- Abbreviation: LWV
- Leader: Herman Presser
- Founded: April 19, 1875; 151 years ago
- Dissolved: 1887; 139 years ago
- Headquarters: New York City
- Ideology: Socialism
- Political position: Left-wing

= Lehr und Wehr Verein =

1870s socialist militia in Chicago

The Lehr und Wehr Verein ("Education and Defense Society") was a socialist military organization founded in 1875, in Chicago, Illinois. The group had been formed to counter the armed private armies of companies in Chicago, protecting them from Anarchist attacks. It soon became part of a new wave of such attacks.

==History==
The Lehr und Wehr Verein (LWV) was registered with the Illinois state authorities on April 19, 1875, with about 30 Bohemian and German members. The LWV trained and drilled in anticipation of an envisaged confrontation between Capital and Labor.
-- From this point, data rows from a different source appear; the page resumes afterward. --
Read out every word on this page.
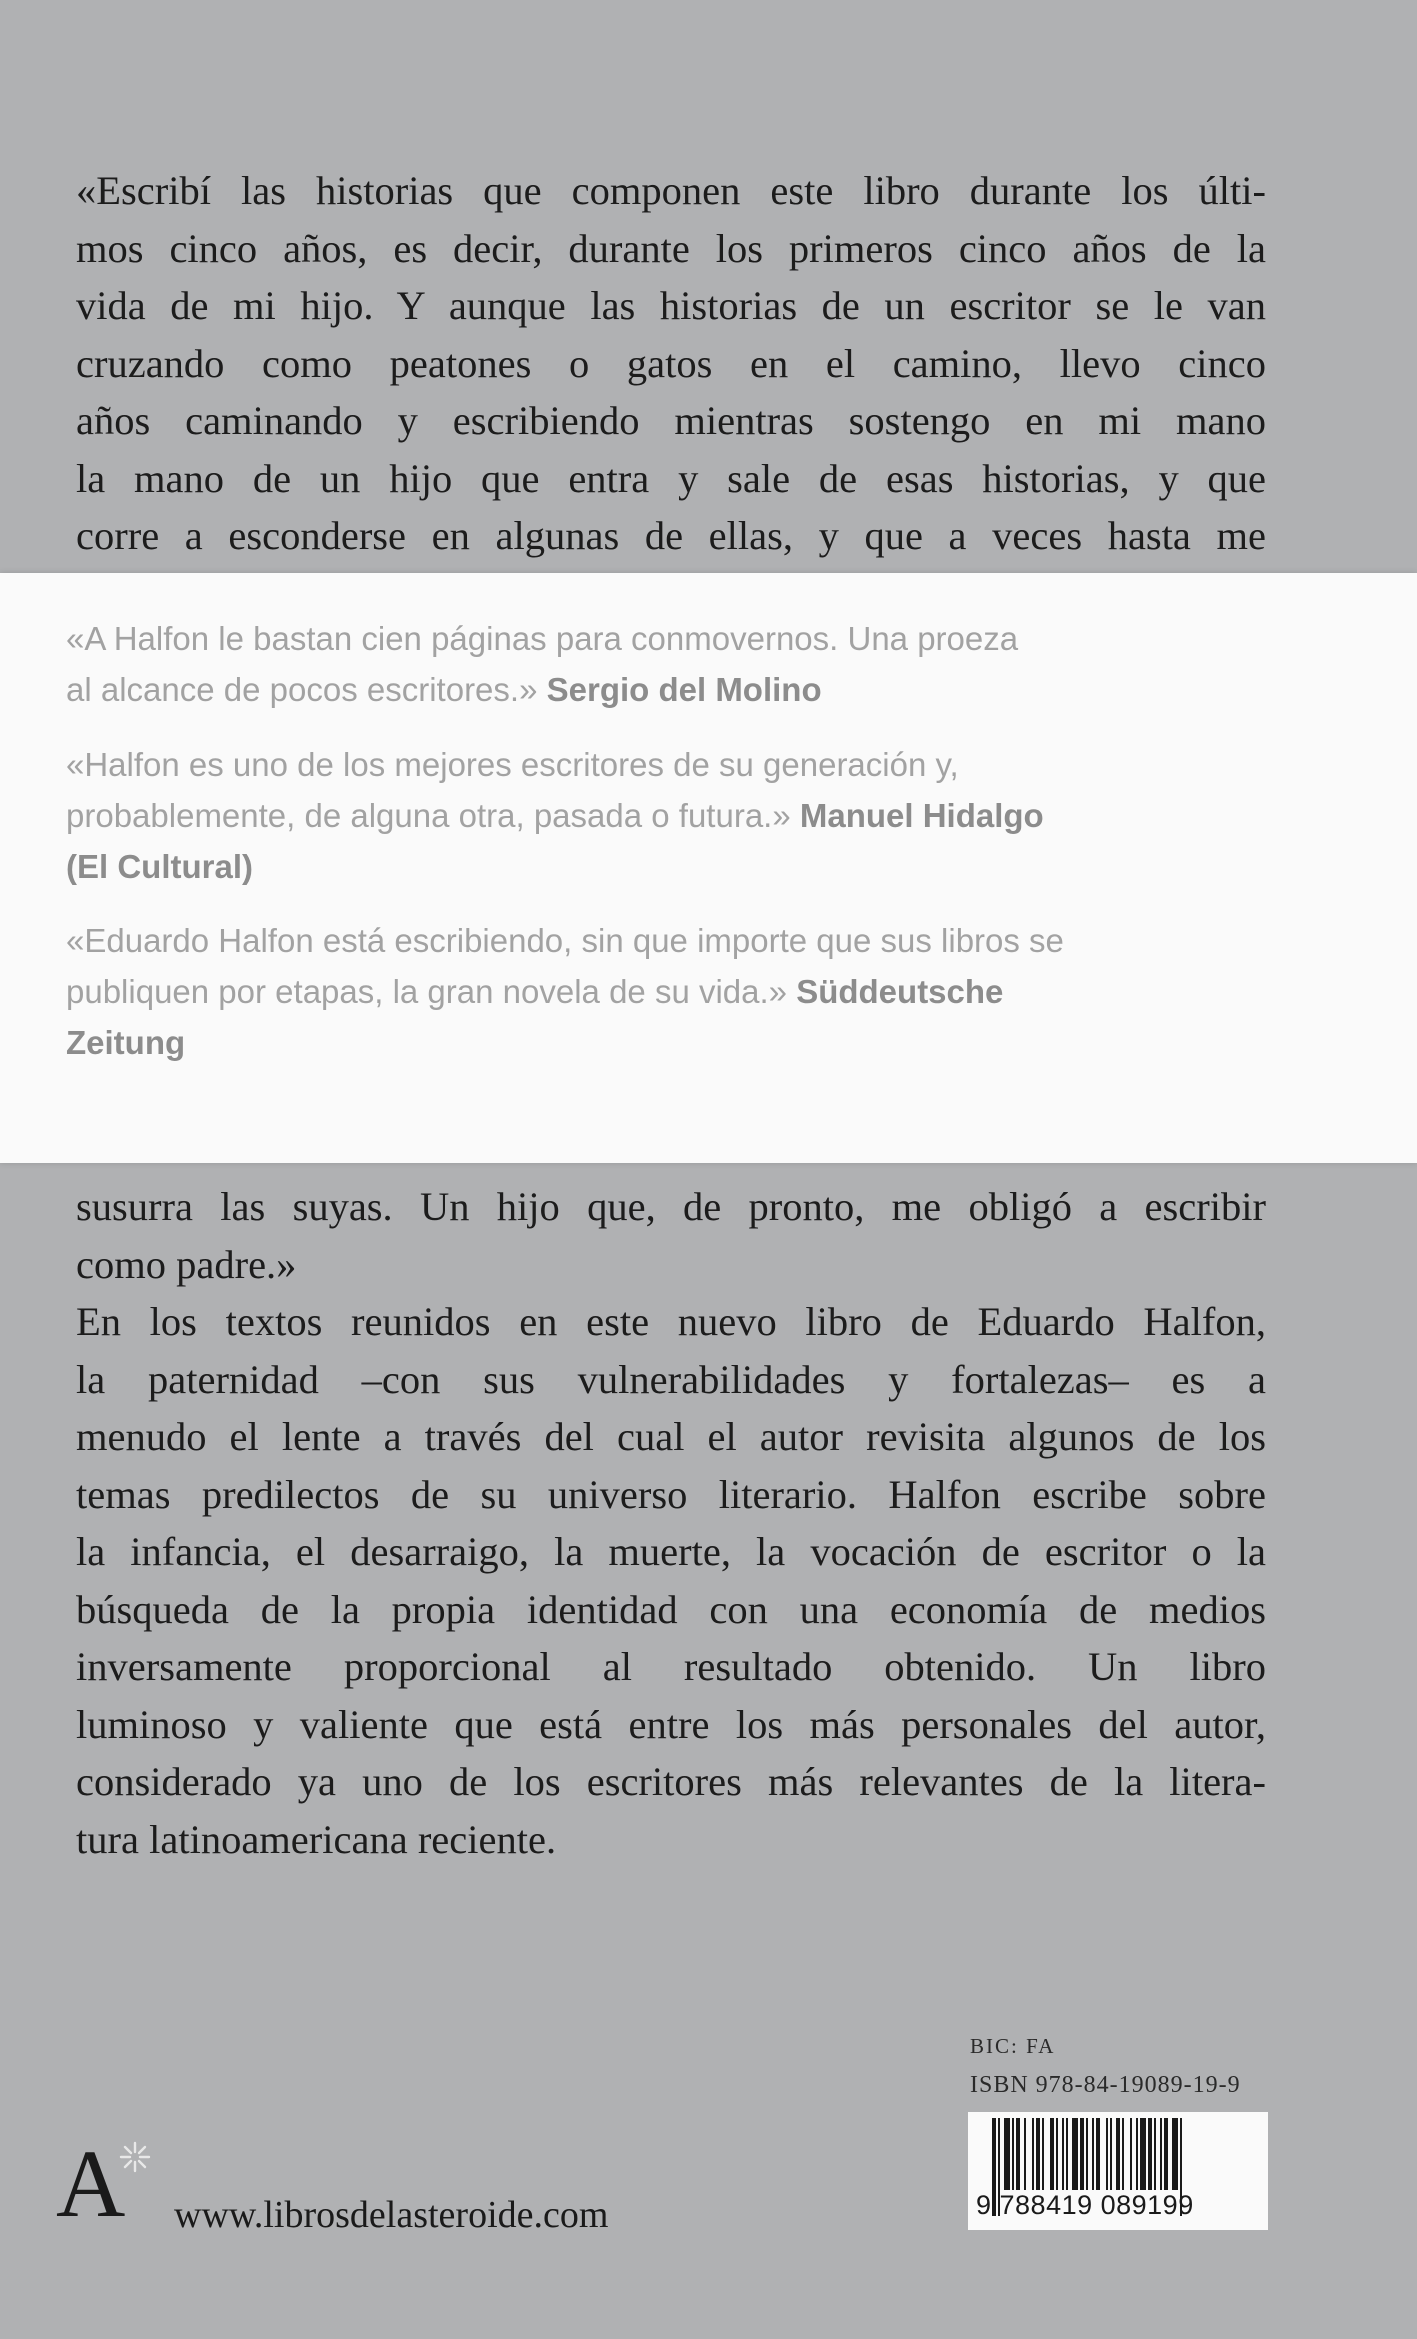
«Escribí las historias que componen este libro durante los últi-
mos cinco años, es decir, durante los primeros cinco años de la
vida de mi hijo. Y aunque las historias de un escritor se le van
cruzando como peatones o gatos en el camino, llevo cinco
años caminando y escribiendo mientras sostengo en mi mano
la mano de un hijo que entra y sale de esas historias, y que
corre a esconderse en algunas de ellas, y que a veces hasta me
«A Halfon le bastan cien páginas para conmovernos. Una proeza
al alcance de pocos escritores.» Sergio del Molino
«Halfon es uno de los mejores escritores de su generación y,
probablemente, de alguna otra, pasada o futura.» Manuel Hidalgo
(El Cultural)
«Eduardo Halfon está escribiendo, sin que importe que sus libros se
publiquen por etapas, la gran novela de su vida.» Süddeutsche
Zeitung
susurra las suyas. Un hijo que, de pronto, me obligó a escribir
como padre.»
En los textos reunidos en este nuevo libro de Eduardo Halfon,
la paternidad –con sus vulnerabilidades y fortalezas– es a
menudo el lente a través del cual el autor revisita algunos de los
temas predilectos de su universo literario. Halfon escribe sobre
la infancia, el desarraigo, la muerte, la vocación de escritor o la
búsqueda de la propia identidad con una economía de medios
inversamente proporcional al resultado obtenido. Un libro
luminoso y valiente que está entre los más personales del autor,
considerado ya uno de los escritores más relevantes de la litera-
tura latinoamericana reciente.
BIC: FA
ISBN 978-84-19089-19-9
9 788419 089199
A www.librosdelasteroide.com
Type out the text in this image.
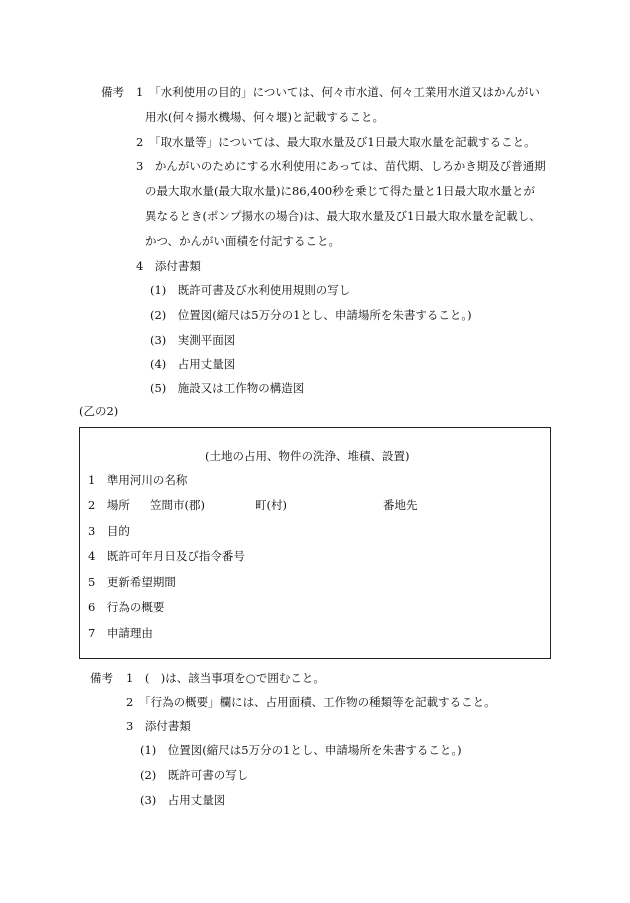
備考 1　「水利使用の目的」については、何々市水道、何々工業用水道又はかんがい
用水(何々揚水機場、何々堰)と記載すること。
2　「取水量等」については、最大取水量及び1日最大取水量を記載すること。
3　かんがいのためにする水利使用にあっては、苗代期、しろかき期及び普通期
の最大取水量(最大取水量)に86,400秒を乗じて得た量と1日最大取水量とが
異なるとき(ポンプ揚水の場合)は、最大取水量及び1日最大取水量を記載し、
かつ、かんがい面積を付記すること。
4　添付書類
(1)　既許可書及び水利使用規則の写し
(2)　位置図(縮尺は5万分の1とし、申請場所を朱書すること。)
(3)　実測平面図
(4)　占用丈量図
(5)　施設又は工作物の構造図
(乙の2)
(土地の占用、物件の洗浄、堆積、設置)
1　準用河川の名称
2　場所 笠間市(郡)	町(村)	番地先
3　目的
4　既許可年月日及び指令番号
5　更新希望期間
6　行為の概要
7　申請理由
備考 1　(　)は、該当事項を○で囲むこと。
2　「行為の概要」欄には、占用面積、工作物の種類等を記載すること。
3　添付書類
(1)　位置図(縮尺は5万分の1とし、申請場所を朱書すること。)
(2)　既許可書の写し
(3)　占用丈量図
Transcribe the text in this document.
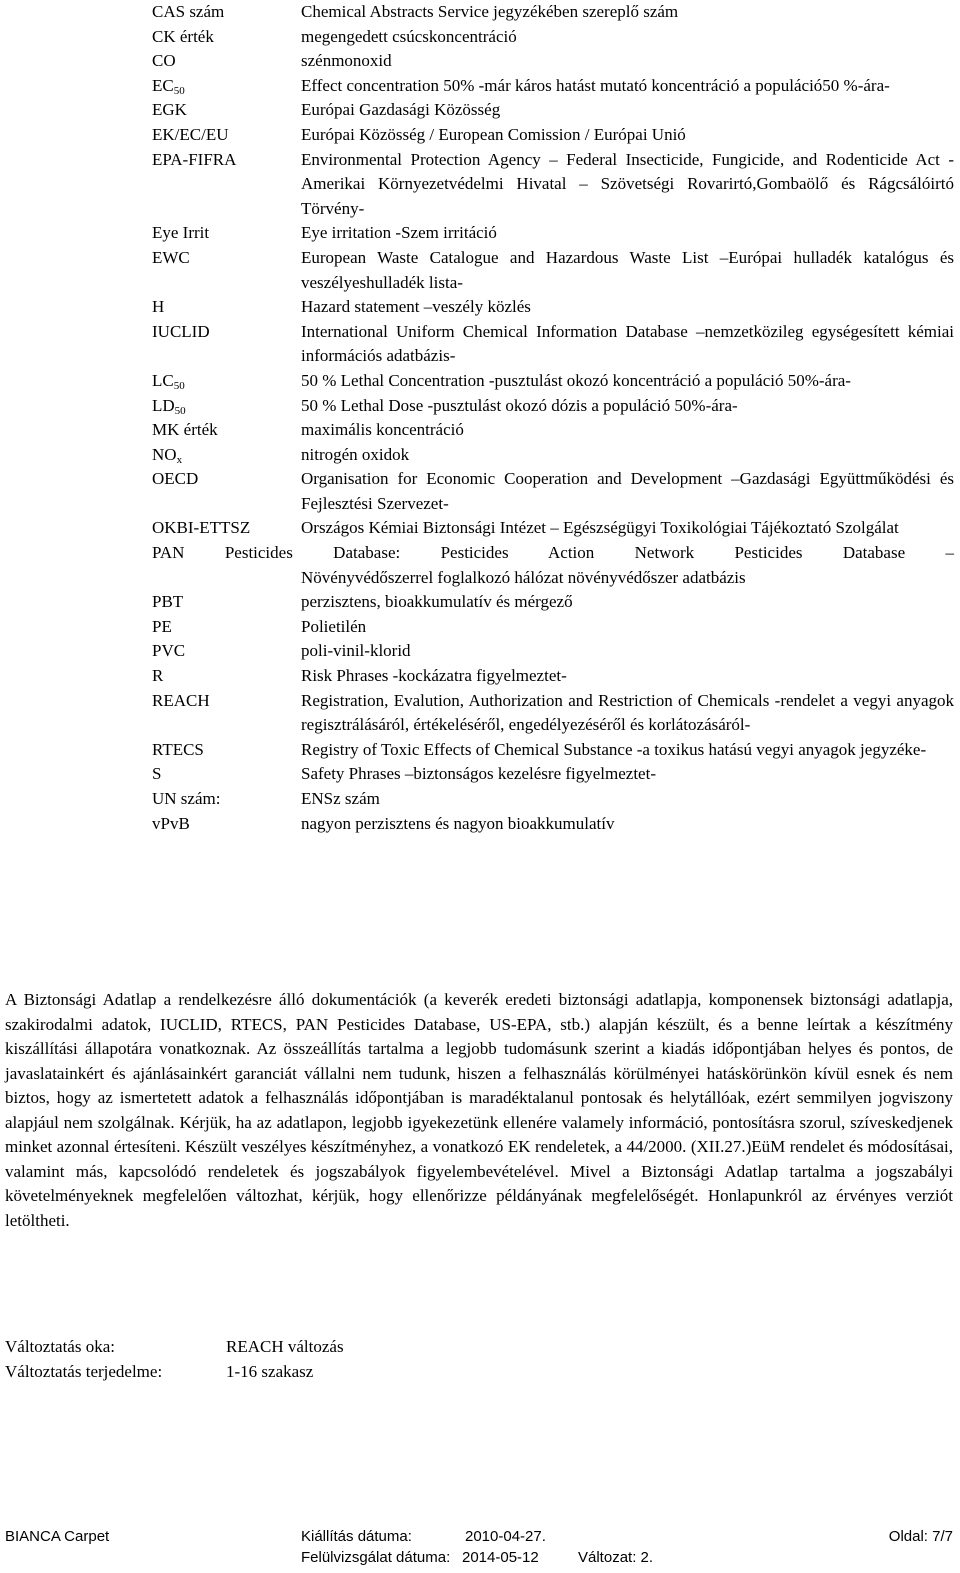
CAS szám	Chemical Abstracts Service jegyzékében szereplő szám
CK érték	megengedett csúcskoncentráció
CO	szénmonoxid
$EC_{50}$	Effect concentration 50% -már káros hatást mutató koncentráció a populáció50 %-ára-
EGK	Európai Gazdasági Közösség
EK/EC/EU	Európai Közösség / European Comission / Európai Unió
EPA-FIFRA	Environmental Protection Agency – Federal Insecticide, Fungicide, and Rodenticide Act - Amerikai Környezetvédelmi Hivatal – Szövetségi Rovarirtó,Gombaölő és Rágcsálóirtó Törvény-
Eye Irrit	Eye irritation -Szem irritáció
EWC	European Waste Catalogue and Hazardous Waste List –Európai hulladék katalógus és veszélyeshulladék lista-
H	Hazard statement –veszély közlés
IUCLID	International Uniform Chemical Information Database –nemzetközileg egységesített kémiai információs adatbázis-
$LC_{50}$	50 % Lethal Concentration -pusztulást okozó koncentráció a populáció 50%-ára-
$LD_{50}$	50 % Lethal Dose -pusztulást okozó dózis a populáció 50%-ára-
MK érték	maximális koncentráció
$NO_x$	nitrogén oxidok
OECD	Organisation for Economic Cooperation and Development –Gazdasági Együttműködési és Fejlesztési Szervezet-
OKBI-ETTSZ	Országos Kémiai Biztonsági Intézet – Egészségügyi Toxikológiai Tájékoztató Szolgálat
PAN Pesticides Database: Pesticides Action Network Pesticides Database –
Növényvédőszerrel foglalkozó hálózat növényvédőszer adatbázis
PBT	perzisztens, bioakkumulatív és mérgező
PE	Polietilén
PVC	poli-vinil-klorid
R	Risk Phrases -kockázatra figyelmeztet-
REACH	Registration, Evalution, Authorization and Restriction of Chemicals -rendelet a vegyi anyagok regisztrálásáról, értékeléséről, engedélyezéséről és korlátozásáról-
RTECS	Registry of Toxic Effects of Chemical Substance -a toxikus hatású vegyi anyagok jegyzéke-
S	Safety Phrases –biztonságos kezelésre figyelmeztet-
UN szám:	ENSz szám
vPvB	nagyon perzisztens és nagyon bioakkumulatív
A Biztonsági Adatlap a rendelkezésre álló dokumentációk (a keverék eredeti biztonsági adatlapja, komponensek biztonsági adatlapja, szakirodalmi adatok, IUCLID, RTECS, PAN Pesticides Database, US-EPA, stb.) alapján készült, és a benne leírtak a készítmény kiszállítási állapotára vonatkoznak. Az összeállítás tartalma a legjobb tudomásunk szerint a kiadás időpontjában helyes és pontos, de javaslatainkért és ajánlásainkért garanciát vállalni nem tudunk, hiszen a felhasználás körülményei hatáskörünkön kívül esnek és nem biztos, hogy az ismertetett adatok a felhasználás időpontjában is maradéktalanul pontosak és helytállóak, ezért semmilyen jogviszony alapjául nem szolgálnak. Kérjük, ha az adatlapon, legjobb igyekezetünk ellenére valamely információ, pontosításra szorul, szíveskedjenek minket azonnal értesíteni. Készült veszélyes készítményhez, a vonatkozó EK rendeletek, a 44/2000. (XII.27.)EüM rendelet és módosításai, valamint más, kapcsolódó rendeletek és jogszabályok figyelembevételével. Mivel a Biztonsági Adatlap tartalma a jogszabályi követelményeknek megfelelően változhat, kérjük, hogy ellenőrizze példányának megfelelőségét. Honlapunkról az érvényes verziót letöltheti.
Változtatás oka:	REACH változás
Változtatás terjedelme:	1-16 szakasz
BIANCA Carpet	Kiállítás dátuma:	2010-04-27.	Oldal: 7/7
Felülvizsgálat dátuma: 2014-05-12	Változat: 2.
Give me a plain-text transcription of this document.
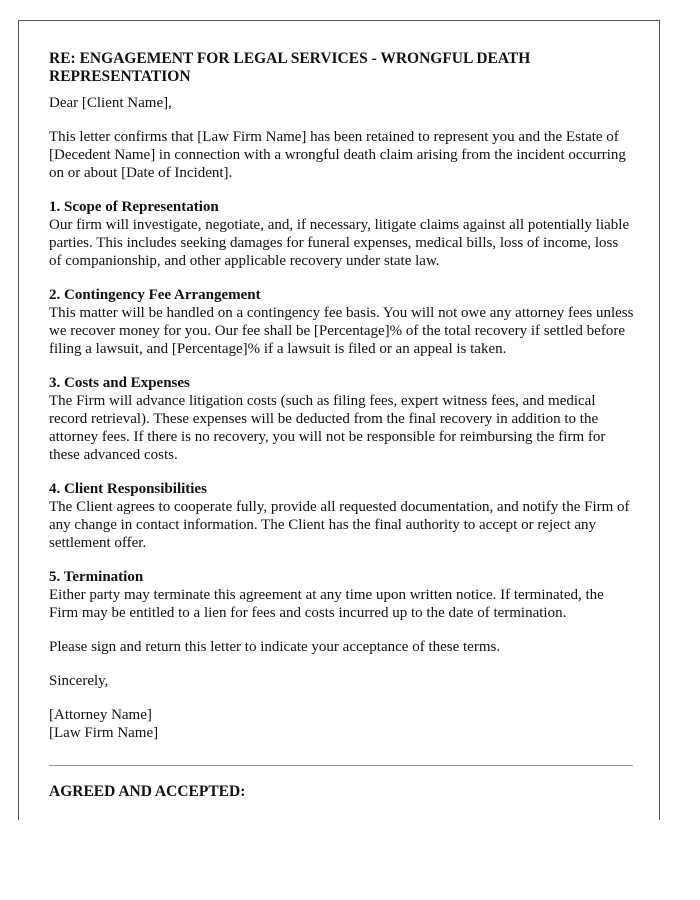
RE: ENGAGEMENT FOR LEGAL SERVICES - WRONGFUL DEATH REPRESENTATION

Dear [Client Name],

This letter confirms that [Law Firm Name] has been retained to represent you and the Estate of [Decedent Name] in connection with a wrongful death claim arising from the incident occurring on or about [Date of Incident].

1. Scope of Representation
Our firm will investigate, negotiate, and, if necessary, litigate claims against all potentially liable parties. This includes seeking damages for funeral expenses, medical bills, loss of income, loss of companionship, and other applicable recovery under state law.
2. Contingency Fee Arrangement
This matter will be handled on a contingency fee basis. You will not owe any attorney fees unless we recover money for you. Our fee shall be [Percentage]% of the total recovery if settled before filing a lawsuit, and [Percentage]% if a lawsuit is filed or an appeal is taken.
3. Costs and Expenses
The Firm will advance litigation costs (such as filing fees, expert witness fees, and medical record retrieval). These expenses will be deducted from the final recovery in addition to the attorney fees. If there is no recovery, you will not be responsible for reimbursing the firm for these advanced costs.
4. Client Responsibilities
The Client agrees to cooperate fully, provide all requested documentation, and notify the Firm of any change in contact information. The Client has the final authority to accept or reject any settlement offer.
5. Termination
Either party may terminate this agreement at any time upon written notice. If terminated, the Firm may be entitled to a lien for fees and costs incurred up to the date of termination.

Please sign and return this letter to indicate your acceptance of these terms.

Sincerely,

[Attorney Name]
[Law Firm Name]
AGREED AND ACCEPTED:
In 1879 the State Legislature passed an act establishing a state militia and obliging all other militias to obtain a license from the Governor. That December, the LWV paraded 400 strong, armed with rifles. They were headed by Herman Presser, a socialist worker riding a horse and armed with a saber. Presser was arrested, as the organization had no license.

Lawyers for the LWV argued that the new law breached the Second Amendment to the United States Constitution. Presser v. Illinois became a test case which proceeded through the criminal courts, to the Illinois Supreme Court, and to the Supreme Court of the United States. In each court Presser's conviction was upheld. The LWV never again paraded in public.